Now she seems to think that her duty is to be on the back of the flatbed truck and keep the cows from sticking their noses up there to snatch a bite. My family uses small 90-pound rectangular bales, and you cut two strings and feed it off in sections to the cows. Some cows get pushy and try to eat before the bale is even cut. Others will push the slices of hay back onto the bed. It actually does make feeding a little bit of a pain. So, my parents are rather tickled to have a dog to keep the cows back a little. Terra is fine with the cows eating the hay once it is on the ground, but not while it is on the truck.
There’s this fluffy, old, old orange cat who mostly lives inside the house now. He was never one to like change or strangers, but he has always held a particular hatred for Terra. He seems to like to jump out of the coat closet to attack her, then spring back into the closet again. My parents also have a white labrador called Louisa who has what Dad calls a Sorority Girl Complex. I was never into the sorority/fraternity culture, but Louisa reminds him of the sorority girls back in the day who were too good for everyone else. Terra and Louisa tolerate one another. Neither have had to live in a household with another female dog. That is a source of tension, but they are getting along better if fed in separate rooms.

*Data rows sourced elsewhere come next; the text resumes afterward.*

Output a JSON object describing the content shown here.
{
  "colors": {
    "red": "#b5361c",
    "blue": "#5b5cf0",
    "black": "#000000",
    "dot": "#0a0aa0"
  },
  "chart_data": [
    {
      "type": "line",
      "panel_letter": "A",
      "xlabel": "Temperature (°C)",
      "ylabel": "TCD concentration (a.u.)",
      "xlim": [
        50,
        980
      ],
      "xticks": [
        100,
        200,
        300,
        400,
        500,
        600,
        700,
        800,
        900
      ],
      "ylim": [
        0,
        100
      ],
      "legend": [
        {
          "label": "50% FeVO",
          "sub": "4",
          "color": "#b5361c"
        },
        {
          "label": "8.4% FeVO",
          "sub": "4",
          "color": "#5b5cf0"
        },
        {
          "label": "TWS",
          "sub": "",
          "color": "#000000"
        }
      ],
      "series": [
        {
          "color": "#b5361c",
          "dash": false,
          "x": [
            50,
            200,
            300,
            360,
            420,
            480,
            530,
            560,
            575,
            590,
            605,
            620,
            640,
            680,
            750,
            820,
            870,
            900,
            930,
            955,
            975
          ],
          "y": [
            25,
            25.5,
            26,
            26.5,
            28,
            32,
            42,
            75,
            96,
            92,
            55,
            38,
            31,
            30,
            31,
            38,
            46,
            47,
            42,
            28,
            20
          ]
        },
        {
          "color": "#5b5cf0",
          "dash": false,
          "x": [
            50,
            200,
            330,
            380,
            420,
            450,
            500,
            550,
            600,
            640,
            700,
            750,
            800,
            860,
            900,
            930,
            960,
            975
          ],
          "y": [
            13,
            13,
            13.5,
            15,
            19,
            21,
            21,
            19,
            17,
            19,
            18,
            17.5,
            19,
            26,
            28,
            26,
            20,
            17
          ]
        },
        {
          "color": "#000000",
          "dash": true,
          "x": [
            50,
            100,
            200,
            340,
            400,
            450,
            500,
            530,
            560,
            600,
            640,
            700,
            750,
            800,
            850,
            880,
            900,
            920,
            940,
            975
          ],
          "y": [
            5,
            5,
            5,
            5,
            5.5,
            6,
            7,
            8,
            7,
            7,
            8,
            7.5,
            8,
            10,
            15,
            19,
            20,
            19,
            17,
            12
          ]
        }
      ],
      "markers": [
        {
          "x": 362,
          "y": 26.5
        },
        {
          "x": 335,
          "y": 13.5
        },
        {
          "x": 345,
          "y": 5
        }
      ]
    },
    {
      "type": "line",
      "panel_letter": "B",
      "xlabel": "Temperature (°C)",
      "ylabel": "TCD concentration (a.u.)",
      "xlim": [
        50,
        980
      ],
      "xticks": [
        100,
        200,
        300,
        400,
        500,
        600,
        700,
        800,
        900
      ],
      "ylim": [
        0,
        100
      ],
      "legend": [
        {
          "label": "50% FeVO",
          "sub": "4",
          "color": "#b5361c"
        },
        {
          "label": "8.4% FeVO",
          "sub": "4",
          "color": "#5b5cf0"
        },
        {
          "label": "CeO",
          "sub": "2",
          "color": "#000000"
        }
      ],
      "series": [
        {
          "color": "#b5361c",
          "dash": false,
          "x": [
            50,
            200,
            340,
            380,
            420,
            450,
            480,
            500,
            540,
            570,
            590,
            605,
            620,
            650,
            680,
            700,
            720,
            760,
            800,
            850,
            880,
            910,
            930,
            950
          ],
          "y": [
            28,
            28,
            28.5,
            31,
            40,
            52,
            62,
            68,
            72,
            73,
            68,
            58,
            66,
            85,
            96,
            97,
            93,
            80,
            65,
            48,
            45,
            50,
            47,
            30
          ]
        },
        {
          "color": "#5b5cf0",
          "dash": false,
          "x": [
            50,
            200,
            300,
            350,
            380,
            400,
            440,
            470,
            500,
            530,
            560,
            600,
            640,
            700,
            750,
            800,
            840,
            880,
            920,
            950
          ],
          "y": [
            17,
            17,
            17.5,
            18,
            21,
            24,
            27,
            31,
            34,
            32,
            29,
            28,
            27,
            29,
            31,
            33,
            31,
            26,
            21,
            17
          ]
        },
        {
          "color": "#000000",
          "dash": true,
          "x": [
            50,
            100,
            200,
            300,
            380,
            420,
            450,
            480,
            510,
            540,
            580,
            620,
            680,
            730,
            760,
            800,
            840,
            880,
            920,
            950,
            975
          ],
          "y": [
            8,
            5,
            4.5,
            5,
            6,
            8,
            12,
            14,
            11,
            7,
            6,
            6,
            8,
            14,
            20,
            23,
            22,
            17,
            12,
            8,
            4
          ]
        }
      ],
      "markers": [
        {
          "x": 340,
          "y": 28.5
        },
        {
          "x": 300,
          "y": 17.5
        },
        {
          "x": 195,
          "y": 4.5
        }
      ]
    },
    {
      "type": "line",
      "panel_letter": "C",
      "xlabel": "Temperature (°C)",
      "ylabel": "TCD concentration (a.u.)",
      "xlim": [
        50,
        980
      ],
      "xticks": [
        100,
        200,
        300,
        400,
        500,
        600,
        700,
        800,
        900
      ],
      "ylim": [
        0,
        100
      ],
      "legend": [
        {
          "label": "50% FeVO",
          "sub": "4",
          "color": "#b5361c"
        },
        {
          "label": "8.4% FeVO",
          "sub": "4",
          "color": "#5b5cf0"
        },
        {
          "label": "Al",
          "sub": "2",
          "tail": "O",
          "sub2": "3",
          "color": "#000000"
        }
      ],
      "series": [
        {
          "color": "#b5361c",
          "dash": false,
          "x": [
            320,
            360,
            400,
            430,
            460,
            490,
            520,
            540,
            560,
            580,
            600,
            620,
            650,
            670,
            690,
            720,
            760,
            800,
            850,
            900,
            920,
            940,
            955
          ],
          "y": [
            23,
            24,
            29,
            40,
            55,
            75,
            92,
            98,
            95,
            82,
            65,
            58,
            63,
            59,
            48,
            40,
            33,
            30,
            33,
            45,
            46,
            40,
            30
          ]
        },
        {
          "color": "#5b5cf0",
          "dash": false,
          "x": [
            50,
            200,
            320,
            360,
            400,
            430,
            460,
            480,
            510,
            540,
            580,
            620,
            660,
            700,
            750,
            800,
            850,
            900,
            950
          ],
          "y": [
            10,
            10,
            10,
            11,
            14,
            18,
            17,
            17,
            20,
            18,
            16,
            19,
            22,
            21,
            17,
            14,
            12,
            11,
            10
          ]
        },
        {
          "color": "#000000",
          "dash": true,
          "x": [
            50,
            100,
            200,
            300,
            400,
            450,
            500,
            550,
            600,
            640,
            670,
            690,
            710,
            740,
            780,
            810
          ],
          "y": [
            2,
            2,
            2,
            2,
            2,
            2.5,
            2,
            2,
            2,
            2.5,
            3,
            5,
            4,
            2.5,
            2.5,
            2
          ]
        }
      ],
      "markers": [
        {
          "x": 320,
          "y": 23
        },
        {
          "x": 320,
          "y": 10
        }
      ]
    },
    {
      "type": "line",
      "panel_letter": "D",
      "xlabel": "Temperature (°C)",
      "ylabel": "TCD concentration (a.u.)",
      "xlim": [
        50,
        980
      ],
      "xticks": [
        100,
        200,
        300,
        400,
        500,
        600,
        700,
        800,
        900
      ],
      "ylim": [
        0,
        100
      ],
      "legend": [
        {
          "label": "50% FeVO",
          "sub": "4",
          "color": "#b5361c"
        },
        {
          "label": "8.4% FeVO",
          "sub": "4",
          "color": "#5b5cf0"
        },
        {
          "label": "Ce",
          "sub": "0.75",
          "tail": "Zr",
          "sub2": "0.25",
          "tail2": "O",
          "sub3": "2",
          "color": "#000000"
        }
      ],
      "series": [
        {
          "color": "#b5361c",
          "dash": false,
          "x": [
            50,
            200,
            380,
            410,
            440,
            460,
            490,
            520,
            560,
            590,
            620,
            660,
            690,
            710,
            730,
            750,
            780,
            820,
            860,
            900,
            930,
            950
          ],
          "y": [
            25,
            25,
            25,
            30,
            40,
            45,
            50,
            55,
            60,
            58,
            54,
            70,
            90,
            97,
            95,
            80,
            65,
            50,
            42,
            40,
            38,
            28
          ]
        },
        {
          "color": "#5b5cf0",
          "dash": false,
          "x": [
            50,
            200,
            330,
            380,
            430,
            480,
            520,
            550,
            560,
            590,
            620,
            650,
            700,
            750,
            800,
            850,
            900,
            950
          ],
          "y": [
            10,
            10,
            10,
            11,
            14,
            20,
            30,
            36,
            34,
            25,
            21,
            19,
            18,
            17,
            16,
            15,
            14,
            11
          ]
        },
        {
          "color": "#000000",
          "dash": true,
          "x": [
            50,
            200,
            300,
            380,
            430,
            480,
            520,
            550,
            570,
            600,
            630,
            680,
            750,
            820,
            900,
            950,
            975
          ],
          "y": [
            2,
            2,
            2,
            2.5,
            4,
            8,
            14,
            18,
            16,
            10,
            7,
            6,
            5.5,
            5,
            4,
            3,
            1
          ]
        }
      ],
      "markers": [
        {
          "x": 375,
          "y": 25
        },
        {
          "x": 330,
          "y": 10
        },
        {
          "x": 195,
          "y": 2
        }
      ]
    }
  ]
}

My parents also recently discovered that Terra bays at coyotes. The blue heeler breed comes from a mixing of dog and dingo, so I suspect that the coyotes are triggering some of the dingo pack instincts. The coyotes usually like to howl at dusk, midnight, and sometime around 3 AM. Each pack favors a different time, and when one group starts up, the surrounding groups join in. Most dogs ignore them. Terra feels she has to relay to those coyotes loud and clear that the dingo-dog is here.
So, yes, I miss her. I miss her leaning against me while I type on the floor. I miss her strange, very vocal breathing. I miss the comfort of knowing that I have a body guard every time I open the door. I miss the tricks we taught her–spin, bang, roll over, jump, bounce, shake, other paw, who’s there, where’s the cat, do you want a treat, over, through, under, stop, wait…wow, we taught her a lot, and that was in addition to the basic commands.
Some days I think to myself that this, right here, right now, is how it would have been if she’d died. This silence. This void.
And then I think, I’ll bet she still licks the stairs.
Know what? She does. And maybe, maybe she understands that like my husband, it’s a matter of time before I see her again.